La segretaria di Felzian lo fece entrare. Oscar appese il cappello su un torreggiante catafalco di corna di cervo dietro la porta. Felzian era seduto alla scrivania in legno di quercia e di cedro, con un’espressione tanto infelice quanto glielo permetteva la cortesia. Il direttore portava un paio di occhiali con lenti bifocali. La protesi in metallo e vetro gli conferiva una commovente aria da ventesimo secolo. Felzian era un uomo basso e magro sulla sessantina. In un secolo più crudele avrebbe potuto essere calvo e grasso.

Oscar strinse la mano del direttore e si sedette su una poltrona di cuoio pezzato. «Sono lieto di rivederla, dottor Felzian. Apprezzo molto che lei mi abbia dedicato un po’ di tempo oggi.»

Felzian aveva un’aria stancamente paziente. «Sono sicuro che non c’è alcun problema.»

«Sono qui per restituire al laboratorio questo esemplare per conto del senatore e di sua moglie, Lorena Bambakias. Vede, la signora Bambakias nutre un forte interesse personale per tutte le questioni che riguardano il benessere degli animali. E così ha fatto sottoporre questo esemplare a un esame medico completo a Boston e ha scoperto che è in eccellenti condizioni di salute. La signora Bambakias si congratula con il Collaboratorio per le sue pratiche rispettose dei diritti degli animali. Si è anche affezionata all’animale e così, anche se adesso ve lo restituisce, ha inviato un suo contributo per garantire il suo futuro benessere.»

Felzian studiò il documento portogli da Oscar. «Si tratta di un vero assegno bancario cartaceo firmato?»

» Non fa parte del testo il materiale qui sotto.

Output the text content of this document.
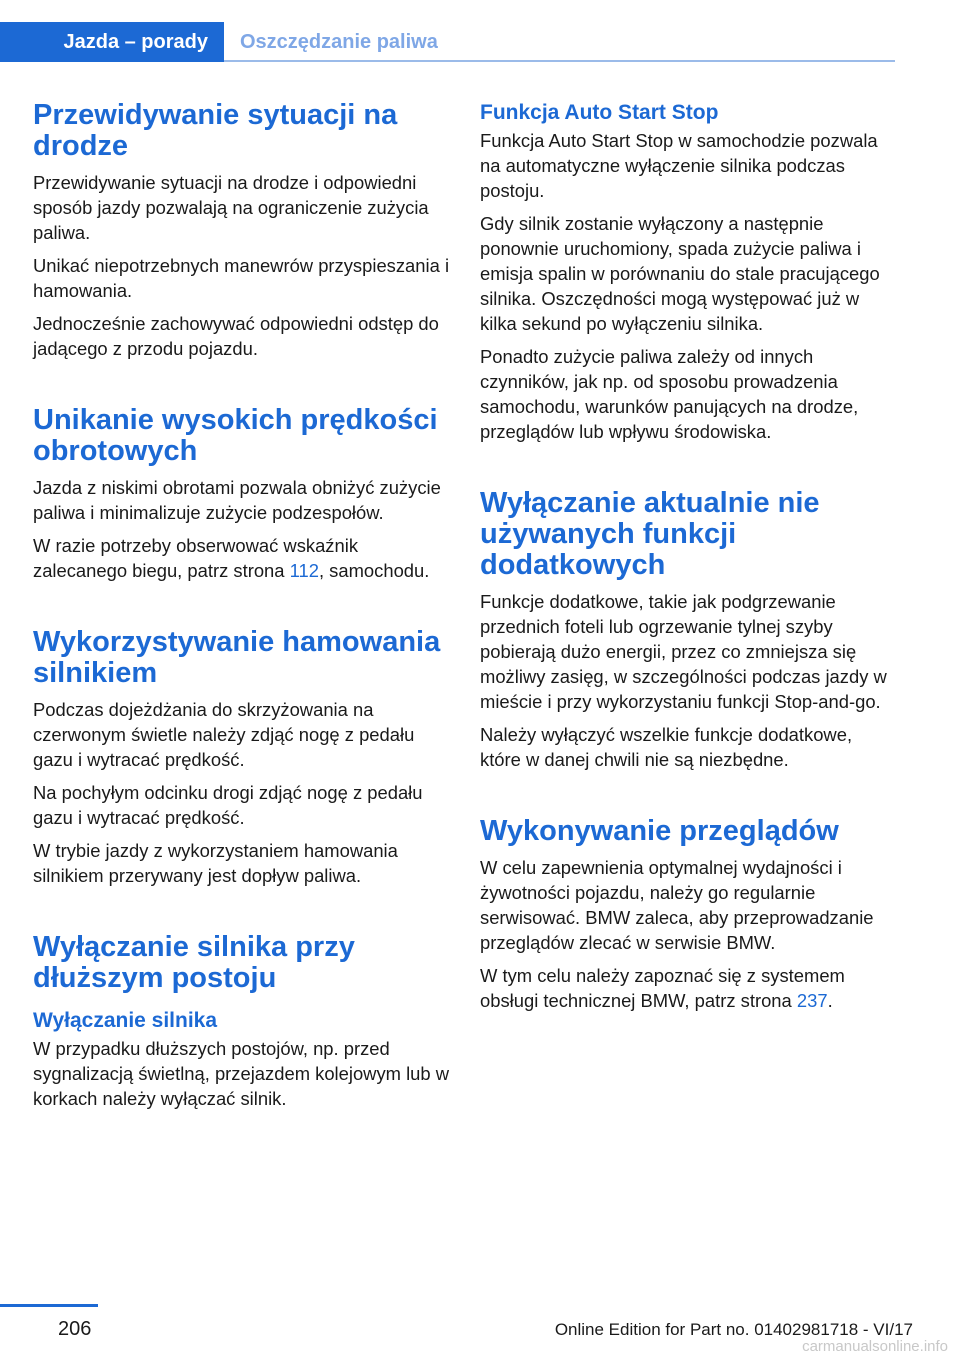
Jazda – porady Oszczędzanie paliwa
Przewidywanie sytuacji na drodze

Przewidywanie sytuacji na drodze i odpowiedni sposób jazdy pozwalają na ograniczenie zużycia paliwa.

Unikać niepotrzebnych manewrów przyspieszania i hamowania.

Jednocześnie zachowywać odpowiedni odstęp do jadącego z przodu pojazdu.

Unikanie wysokich prędkości obrotowych

Jazda z niskimi obrotami pozwala obniżyć zużycie paliwa i minimalizuje zużycie podzespołów.

W razie potrzeby obserwować wskaźnik zalecanego biegu, patrz strona 112, samochodu.

Wykorzystywanie hamowania silnikiem

Podczas dojeżdżania do skrzyżowania na czerwonym świetle należy zdjąć nogę z pedału gazu i wytracać prędkość.

Na pochyłym odcinku drogi zdjąć nogę z pedału gazu i wytracać prędkość.

W trybie jazdy z wykorzystaniem hamowania silnikiem przerywany jest dopływ paliwa.

Wyłączanie silnika przy dłuższym postoju
Wyłączanie silnika

W przypadku dłuższych postojów, np. przed sygnalizacją świetlną, przejazdem kolejowym lub w korkach należy wyłączać silnik.

Funkcja Auto Start Stop

Funkcja Auto Start Stop w samochodzie pozwala na automatyczne wyłączenie silnika podczas postoju.

Gdy silnik zostanie wyłączony a następnie ponownie uruchomiony, spada zużycie paliwa i emisja spalin w porównaniu do stale pracującego silnika. Oszczędności mogą występować już w kilka sekund po wyłączeniu silnika.

Ponadto zużycie paliwa zależy od innych czynników, jak np. od sposobu prowadzenia samochodu, warunków panujących na drodze, przeglądów lub wpływu środowiska.

Wyłączanie aktualnie nie używanych funkcji dodatkowych

Funkcje dodatkowe, takie jak podgrzewanie przednich foteli lub ogrzewanie tylnej szyby pobierają dużo energii, przez co zmniejsza się możliwy zasięg, w szczególności podczas jazdy w mieście i przy wykorzystaniu funkcji Stop-and-go.

Należy wyłączyć wszelkie funkcje dodatkowe, które w danej chwili nie są niezbędne.

Wykonywanie przeglądów

W celu zapewnienia optymalnej wydajności i żywotności pojazdu, należy go regularnie serwisować. BMW zaleca, aby przeprowadzanie przeglądów zlecać w serwisie BMW.

W tym celu należy zapoznać się z systemem obsługi technicznej BMW, patrz strona 237.

206	Online Edition for Part no. 01402981718 - VI/17
carmanualsonline.info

«Alla signora Bambakias piace sempre dare un tocco personale e tradizionale a tutto quello che fa» spiegò Oscar. «È davvero affezionata al suo amico Stickley.» Sorrise, poi prese una macchina fotografica. «Spero che non le dispiaccia se adesso scatto qualche foto, sa, per il suo album di famiglia.»

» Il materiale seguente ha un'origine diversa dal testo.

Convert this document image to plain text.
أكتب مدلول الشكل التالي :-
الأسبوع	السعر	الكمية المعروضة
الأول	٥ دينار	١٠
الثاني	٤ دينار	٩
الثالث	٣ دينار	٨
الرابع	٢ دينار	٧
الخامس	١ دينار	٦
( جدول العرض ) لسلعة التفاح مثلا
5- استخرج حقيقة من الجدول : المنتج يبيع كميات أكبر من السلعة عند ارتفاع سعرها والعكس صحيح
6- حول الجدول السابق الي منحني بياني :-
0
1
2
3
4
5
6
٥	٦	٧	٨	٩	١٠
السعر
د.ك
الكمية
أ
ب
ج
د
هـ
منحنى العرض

Felzian sospirò. «Signor Valparaiso, so che lei non è venuto qui per restituirmi un animale randagio. Nessuno restituisce mai i nostri animali. Mai. Fondamentalmente, si tratta di favori di partito. Se il suo senatore ci sta restituendo un esemplare, questo significa che ha intenzione di farci un grosso danno.»

Oscar fu sorpreso di vedere che Felzian parlava in tono tanto cupo. Dato che si trovavano nell’ufficio del direttore, naturalmente aveva presunto che la loro conversazione sarebbe stata registrata. Erano sicuramente sorvegliati. Forse Felzian aveva deciso di dare un calcio alla discrezione. Forse aveva deciso di accettare la sorveglianza come una malattia cronica — come lo smog, come l’asma. «Assolutamente no, signore! Il senatore Bambakias è profondamente impressionato da questa struttura. Sostiene fortemente il programma di ricerche federale. Ha intenzione di inserire permanentemente la politica scientifica nel suo programma legislativo.»